Likewise, Viktor Orban himself has occasionally spoken of the issue, most recently in 2016 in connection with Brexit, saying "of course [there is] a life outside the EU." Orban has not yet contributed anything to the current Huxit debate. During the last couple of years, however, he has been embarking on an increasingly open and aggressive collision course with the EU — most recently with a law that bans so-called "homosexuality or sex reassignment propaganda for minors" that was harshly criticized by Brussels.
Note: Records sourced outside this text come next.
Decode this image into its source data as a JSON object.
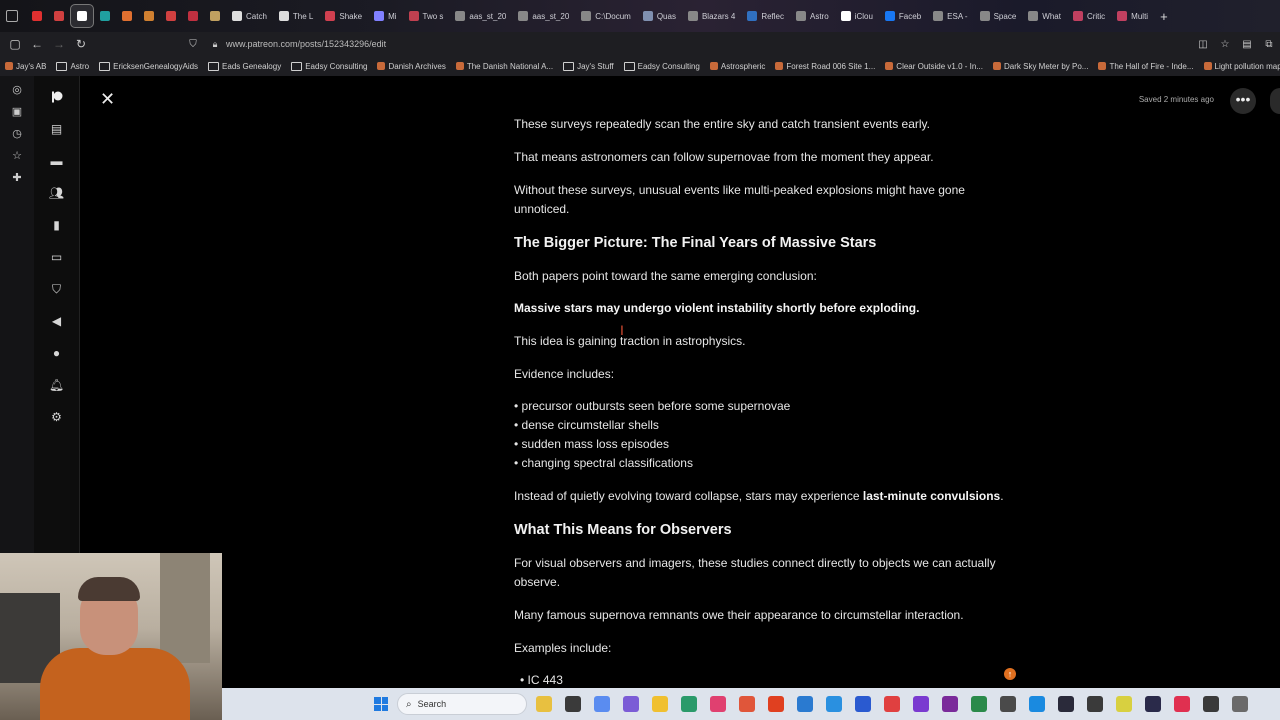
{
  "browser": {
    "tabs": [
      {
        "label": "",
        "color": "#e03030"
      },
      {
        "label": "",
        "color": "#d04040"
      },
      {
        "label": "",
        "color": "#ffffff",
        "active": true
      },
      {
        "label": "",
        "color": "#20a0a0"
      },
      {
        "label": "",
        "color": "#e07030"
      },
      {
        "label": "",
        "color": "#d08030"
      },
      {
        "label": "",
        "color": "#d04040"
      },
      {
        "label": "",
        "color": "#c03040"
      },
      {
        "label": "",
        "color": "#c0a060"
      },
      {
        "label": "Catch",
        "color": "#dddddd"
      },
      {
        "label": "The L",
        "color": "#dddddd"
      },
      {
        "label": "Shake",
        "color": "#d04050"
      },
      {
        "label": "Mi",
        "color": "#8080ff"
      },
      {
        "label": "Two s",
        "color": "#c04050"
      },
      {
        "label": "aas_st_20",
        "color": "#888888"
      },
      {
        "label": "aas_st_20",
        "color": "#888888"
      },
      {
        "label": "C:\\Docum",
        "color": "#888888"
      },
      {
        "label": "Quas",
        "color": "#8090b0"
      },
      {
        "label": "Blazars 4",
        "color": "#888888"
      },
      {
        "label": "Reflec",
        "color": "#3070c0"
      },
      {
        "label": "Astro",
        "color": "#888888"
      },
      {
        "label": "iClou",
        "color": "#ffffff"
      },
      {
        "label": "Faceb",
        "color": "#1877f2"
      },
      {
        "label": "ESA -",
        "color": "#888888"
      },
      {
        "label": "Space",
        "color": "#888888"
      },
      {
        "label": "What",
        "color": "#888888"
      },
      {
        "label": "Critic",
        "color": "#c04060"
      },
      {
        "label": "Multi",
        "color": "#c04060"
      }
    ],
    "url": "www.patreon.com/posts/152343296/edit",
    "bookmarks": [
      {
        "label": "Jay's AB",
        "type": "site"
      },
      {
        "label": "Astro",
        "type": "folder"
      },
      {
        "label": "EricksenGenealogyAids",
        "type": "folder"
      },
      {
        "label": "Eads Genealogy",
        "type": "folder"
      },
      {
        "label": "Eadsy Consulting",
        "type": "folder"
      },
      {
        "label": "Danish Archives",
        "type": "site"
      },
      {
        "label": "The Danish National A...",
        "type": "site"
      },
      {
        "label": "Jay's Stuff",
        "type": "folder"
      },
      {
        "label": "Eadsy Consulting",
        "type": "folder"
      },
      {
        "label": "Astrospheric",
        "type": "site"
      },
      {
        "label": "Forest Road 006 Site 1...",
        "type": "site"
      },
      {
        "label": "Clear Outside v1.0 - In...",
        "type": "site"
      },
      {
        "label": "Dark Sky Meter by Po...",
        "type": "site"
      },
      {
        "label": "The Hall of Fire - Inde...",
        "type": "site"
      },
      {
        "label": "Light pollution map",
        "type": "site"
      }
    ]
  },
  "editor": {
    "saved_status": "Saved 2 minutes ago",
    "more_label": "•••",
    "blocks": [
      {
        "type": "p",
        "text": "These surveys repeatedly scan the entire sky and catch transient events early."
      },
      {
        "type": "p",
        "text": "That means astronomers can follow supernovae from the moment they appear."
      },
      {
        "type": "p",
        "text": "Without these surveys, unusual events like multi-peaked explosions might have gone unnoticed."
      },
      {
        "type": "h2",
        "text": "The Bigger Picture: The Final Years of Massive Stars"
      },
      {
        "type": "p",
        "text": "Both papers point toward the same emerging conclusion:"
      },
      {
        "type": "pb",
        "text": "Massive stars may undergo violent instability shortly before exploding."
      },
      {
        "type": "p",
        "text": "This idea is gaining traction in astrophysics."
      },
      {
        "type": "p",
        "text": "Evidence includes:"
      },
      {
        "type": "list",
        "items": [
          "• precursor outbursts seen before some supernovae",
          "• dense circumstellar shells",
          "• sudden mass loss episodes",
          "• changing spectral classifications"
        ]
      },
      {
        "type": "pmix",
        "text": "Instead of quietly evolving toward collapse, stars may experience ",
        "bold": "last-minute convulsions",
        "tail": "."
      },
      {
        "type": "h2",
        "text": "What This Means for Observers"
      },
      {
        "type": "p",
        "text": "For visual observers and imagers, these studies connect directly to objects we can actually observe."
      },
      {
        "type": "p",
        "text": "Many famous supernova remnants owe their appearance to circumstellar interaction."
      },
      {
        "type": "p",
        "text": "Examples include:"
      },
      {
        "type": "list",
        "items": [
          "• IC 443"
        ]
      }
    ]
  },
  "taskbar": {
    "search_label": "Search",
    "app_colors": [
      "#e8c040",
      "#3a3a3a",
      "#5a8cf0",
      "#7b5cd6",
      "#f0c030",
      "#2a9a6a",
      "#e04070",
      "#e0563a",
      "#e04020",
      "#2a7ad0",
      "#2a90e0",
      "#2a5ad0",
      "#e04040",
      "#7a3ad0",
      "#7a2a9a",
      "#2a8a4a",
      "#4a4a4a",
      "#1a8ae0",
      "#2a2a3a",
      "#3a3a3a",
      "#d8d040",
      "#2a2a4a",
      "#e03050",
      "#3a3a3a",
      "#6a6a6a"
    ]
  }
}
On such occasions, Hungary's PM has been increasingly clear about his rejection of the EU in its current form.

Consequently, Hungary's opposition politicians presume Orban and his inner circle were the real instigators behind the Magyar Nemzet op-ed. "Orban's campaign for the exit of our home country out of the EU has begun," wrote Left-Green politician Timea Szabo of the Dialogue for Hungary party (Parbeszed Magyarorszagert) on Facebook. "From now on, those who vote for Orban vote for the end of our EU membership." Similar statements were made by politicians from virtually all other opposition parties.

Orban opponents with Hungarian and European flags at a demonstration in December 2019Image: AFP/A. Kisbenedek

Blackmail potential vis-a-vis Brussels

"Are we now, in a display of insurgent defiance, shutting the door on which we used to knock in order to be given permission to enter?" asked conservative writer Balint Ablonczy, who concluded: "From now on, there can hardly be a more important issue in Hungarian politics."

Budapest-based political scientist Peter Kreko told DW that an exit from the EU was not yet in Orban's interest. "He is, however, interested in turning public opinion against the EU in order to potentially blackmail Brussels with the threat of a possible Huxit. In this regard, his aim is to aggravate hostility towards the EU in Hungary."

Political scientist Peter Kreko is the director of Political Capital Policy Research, a Budapest think tank Image: Peter Kreko

Hungary's ultimate division

One of his tools is the allegation that Hungary is receiving increasingly less money from the EU. That suggests the country is therefore unable to gain any more advantage from EU membership, added Kreko, who is currently a fellow at the Institute for Human Sciences (IWM) in Vienna. According to opinion polls, Hungarians regarded EU funding as one of the key advantages of EU membership.

"Nevertheless it should be pointed out that the vast majority of Hungarians have, in principle, a very firm pro-European attitude," Kreko said. "Even a decade of ever-increasing EU skepticism and increasingly vulgar anti-EU propaganda issued by the Orban government has not been able to change that."

Given that parliamentary elections are scheduled next spring, it could, therefore, "be a tactical error to exaggerate anti-EU propaganda," said Kreko, as this could drive undecided voters with a pro-European attitude into the arms of the opposition.

The assorted reactions to the Magyar Nemzet op-ed make one thing evident: With an open Huxit debate, Hungarian leader Viktor Orban may just divide his country once and for all.